CCNY, Fordham, Brandeis—the guys were going to be college men. We wanted to celebrate by going to Poe Cozy Nook, a neighborhood bar. Not being eighteen, the legal drinking age, we had never been served in a bar. To accomplish this would be to officially place our high school years behind us. We went to the Adam Hat store on Fordham Road and bought porkpie hats to look older. On the way to the bar we practiced nonchalance and the ordering of drinks with deep voices. Arthur was not sure he looked eighteen even with the porkpie so he also bought a pair of sunglasses.

“How old do I look?” he asked, hoping.

“A young eighteen. Don’t worry, Stevie is going to carry us. He looks eighteen and a half, easy,” Jerry said.

“Do I look like Bogart?” I asked, doing a tough-guy pose.

“You look like Bogart’s baby brother,” Jerry answered, and we all started to giggle, not a very effective way of passing. We recovered outside the bar and entered, hats slung over our eyes.

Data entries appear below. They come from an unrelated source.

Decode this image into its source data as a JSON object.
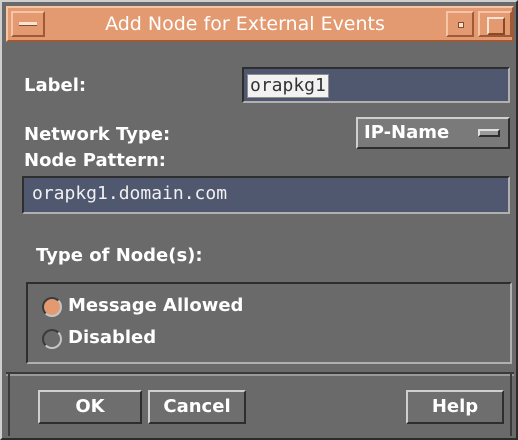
{
  "dialog": {
    "title": "Add Node for External Events"
  },
  "label_field": {
    "label": "Label:",
    "value": "orapkg1"
  },
  "network_type": {
    "label": "Network Type:",
    "value": "IP-Name"
  },
  "node_pattern": {
    "label": "Node Pattern:",
    "value": "orapkg1.domain.com"
  },
  "node_type": {
    "label": "Type of Node(s):",
    "options": [
      {
        "label": "Message Allowed",
        "selected": true
      },
      {
        "label": "Disabled",
        "selected": false
      }
    ]
  },
  "buttons": {
    "ok": "OK",
    "cancel": "Cancel",
    "help": "Help"
  },
  "colors": {
    "title_bar": "#e39a70",
    "dialog_background": "#6a6a6a",
    "text_field_background": "#505870",
    "selected_radio": "#e39a70"
  },
  "icons": {
    "window_menu": "window-menu-icon",
    "minimize": "minimize-icon",
    "maximize": "maximize-icon",
    "option_menu": "option-menu-indicator-icon"
  }
}
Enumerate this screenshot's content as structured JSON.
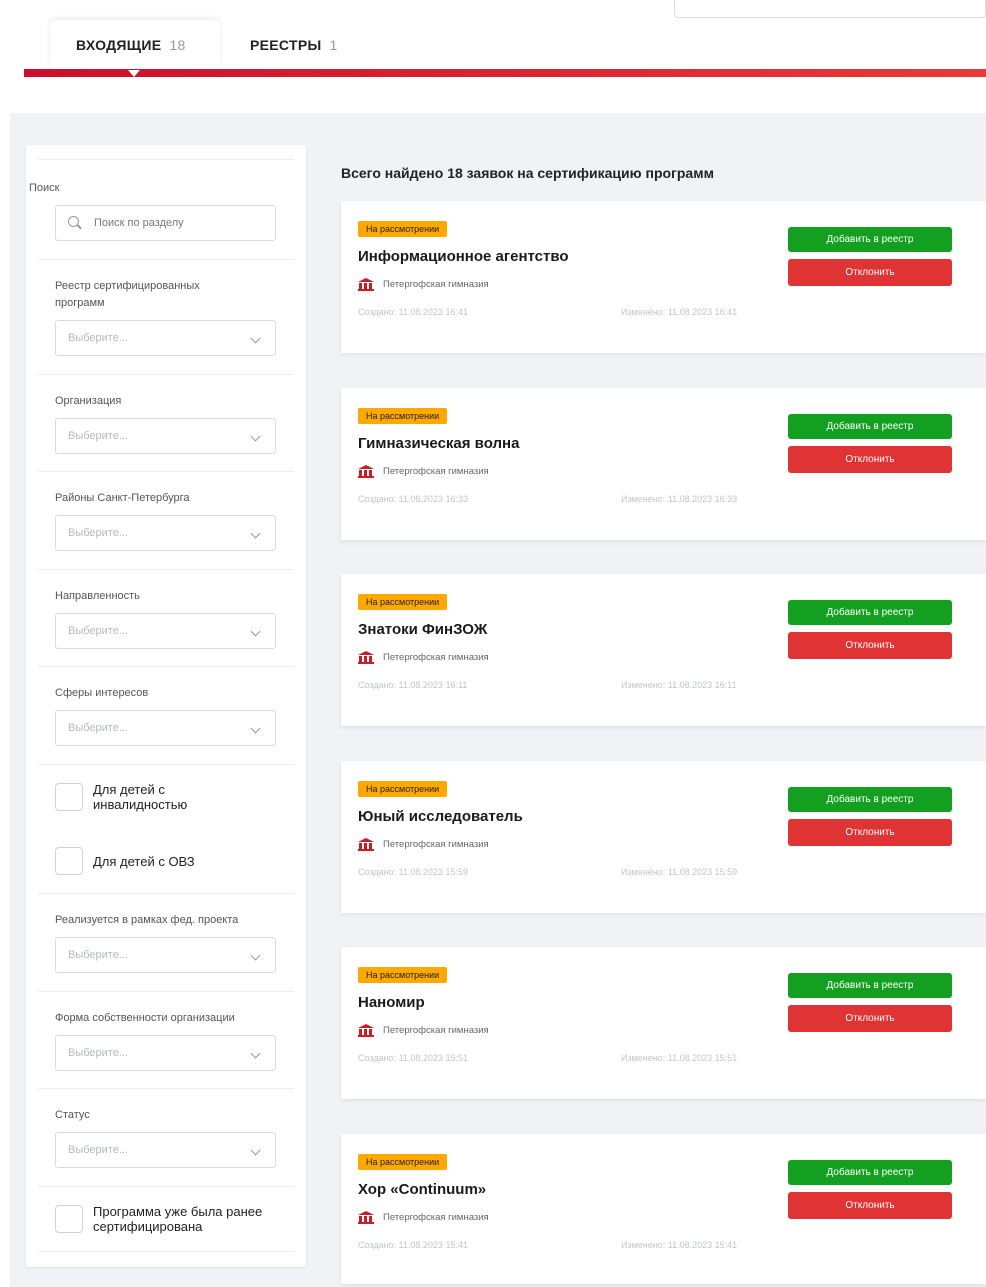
{
  "tabs": [
    {
      "label": "ВХОДЯЩИЕ",
      "count": "18"
    },
    {
      "label": "РЕЕСТРЫ",
      "count": "1"
    }
  ],
  "result_text": "Всего найдено 18 заявок на сертификацию программ",
  "filters": {
    "search_label": "Поиск",
    "search_placeholder": "Поиск по разделу",
    "select_placeholder": "Выберите...",
    "registry_label": "Реестр сертифицированных программ",
    "organization_label": "Организация",
    "districts_label": "Районы Санкт-Петербурга",
    "direction_label": "Направленность",
    "interests_label": "Сферы интересов",
    "disabled_children_label": "Для детей с инвалидностью",
    "ovz_label": "Для детей с ОВЗ",
    "fed_project_label": "Реализуется в рамках фед. проекта",
    "ownership_label": "Форма собственности организации",
    "status_label": "Статус",
    "certified_before_label": "Программа уже была ранее сертифицирована"
  },
  "card_labels": {
    "add_button": "Добавить в реестр",
    "reject_button": "Отклонить"
  },
  "cards": [
    {
      "status": "На рассмотрении",
      "title": "Информационное агентство",
      "org": "Петергофская гимназия",
      "created": "Создано: 11.08.2023 16:41",
      "changed": "Изменено: 11.08.2023 16:41"
    },
    {
      "status": "На рассмотрении",
      "title": "Гимназическая волна",
      "org": "Петергофская гимназия",
      "created": "Создано: 11.08.2023 16:33",
      "changed": "Изменено: 11.08.2023 16:33"
    },
    {
      "status": "На рассмотрении",
      "title": "Знатоки ФинЗОЖ",
      "org": "Петергофская гимназия",
      "created": "Создано: 11.08.2023 16:11",
      "changed": "Изменено: 11.08.2023 16:11"
    },
    {
      "status": "На рассмотрении",
      "title": "Юный исследователь",
      "org": "Петергофская гимназия",
      "created": "Создано: 11.08.2023 15:59",
      "changed": "Изменено: 11.08.2023 15:59"
    },
    {
      "status": "На рассмотрении",
      "title": "Наномир",
      "org": "Петергофская гимназия",
      "created": "Создано: 11.08.2023 15:51",
      "changed": "Изменено: 11.08.2023 15:51"
    },
    {
      "status": "На рассмотрении",
      "title": "Хор «Continuum»",
      "org": "Петергофская гимназия",
      "created": "Создано: 11.08.2023 15:41",
      "changed": "Изменено: 11.08.2023 15:41"
    }
  ]
}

“A martini please,” I said in my deepest voice.

The bartender gave me a withering look.

“And what about you guys?” I said to the boys, deeply.

“Rye and ginger,” Jerry said. Arthur merely nodded, afraid to speak.

The bartender looked us over, but decided to pour the drinks. We drank them down, then exploded onto the sidewalk, laughing and congratulating each other. “That was the worst thing I ever tasted in my life,” I said.